1 - As tendências ideológicas atuais costumam ser definidas por dicotomias como Esquerda e Direita, ou Progressismo e Conservadorismo, ou Conservadorismo ou Liberalismo. Em outros contextos, como Secularismo e Religiosidade, Coletivismo e Individualismo ou Neoliberalismo e Estruturalismo.

2 - Tais dicotomias, ou em alguns caos "tricotomias", não costumam ser suficientes para um entendimento claro dos ideais em jogo.
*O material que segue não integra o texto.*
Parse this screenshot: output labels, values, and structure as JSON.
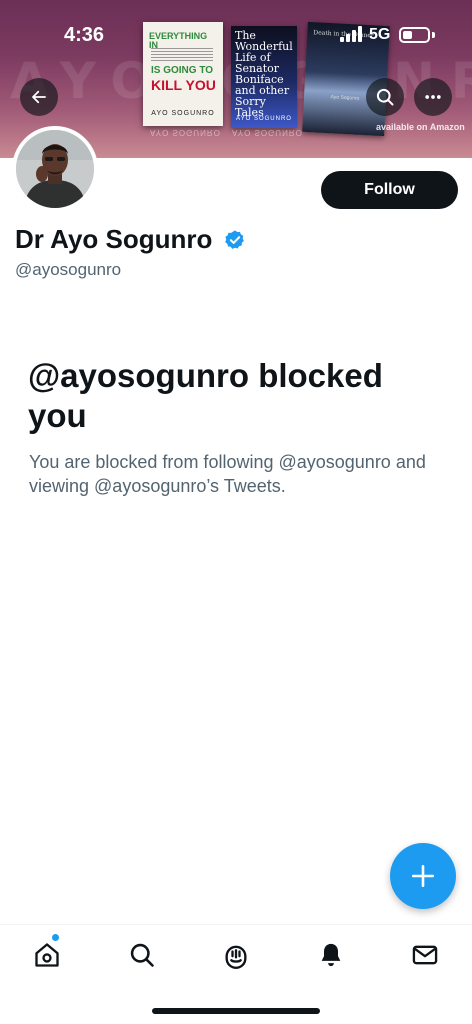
{
  "status_bar": {
    "time": "4:36",
    "network": "5G"
  },
  "banner": {
    "watermark": "AYOSOGUNRO",
    "books": [
      {
        "title_top": "EVERYTHING IN",
        "title_mid": "IS GOING TO",
        "title_kill": "KILL YOU",
        "author": "AYO SOGUNRO"
      },
      {
        "title": "The Wonderful Life of Senator Boniface and other Sorry Tales",
        "author": "AYO SOGUNRO"
      },
      {
        "title": "Death in the Dinner",
        "author": "Ayo Sogunro"
      }
    ],
    "note": "available on Amazon"
  },
  "profile": {
    "follow_label": "Follow",
    "display_name": "Dr Ayo Sogunro",
    "handle": "@ayosogunro",
    "verified": true
  },
  "blocked": {
    "title": "@ayosogunro blocked you",
    "body": "You are blocked from following @ayosogunro and viewing @ayosogunro’s Tweets."
  },
  "colors": {
    "accent": "#1d9bf0",
    "text": "#0f1419",
    "secondary_text": "#536471"
  },
  "icons": {
    "back": "arrow-left-icon",
    "search": "search-icon",
    "more": "more-horizontal-icon",
    "compose": "plus-icon",
    "home": "home-icon",
    "explore": "search-icon",
    "spaces": "spaces-icon",
    "notifications": "bell-icon",
    "messages": "envelope-icon"
  }
}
O panorama atual tende a ser muito mais complexo do que esses simples rótulos.

3 - Rótulos muito mais eficientes podem ser invocados para agrupar as tendências em questão, e são os lemas da Revolução Francesa: Igualdade, Liberdade e Fraternidade, acrescentando-se um quarto elemento, que tem origem no Absolutismo, que pode também ser nomeado de Universalidade.

4 - Todos esses quatro grupos podem ter aspectos visto como positivos e negativos, e o desequilíbrio entre eles tende a gerar modelos de sociedade reconhecidamente problemáticos.

5 - Assim, uma estruturação ideal deveria refletir um equilíbrio não só entre Igualdade e Liberdade, por meio de um apelo a Fraternidade, mas também com o reforço de uma noção que tenha tendência ao absoluto, no caso, uma Fraternidade Universal.

E essa Fraternidade Universal é algo que só poderá ser obtido por meio de uma base consensual, um norte direcionador, que não deve proceder de revelações divinas nem de ideologias que preguem vieses específicos que privilegiam um ou outro dos lemas revolucionários.

Esse norte direcionador, essa base universal, a meu ver, só poderá ser obtida de forma satisfatória num sistema democrático, por meio da Razão Pública, que integrará elementos racionais compartilhados e suficientemente bem construídos para ter apelo racional universal. Tema do próximo, e último capítulo.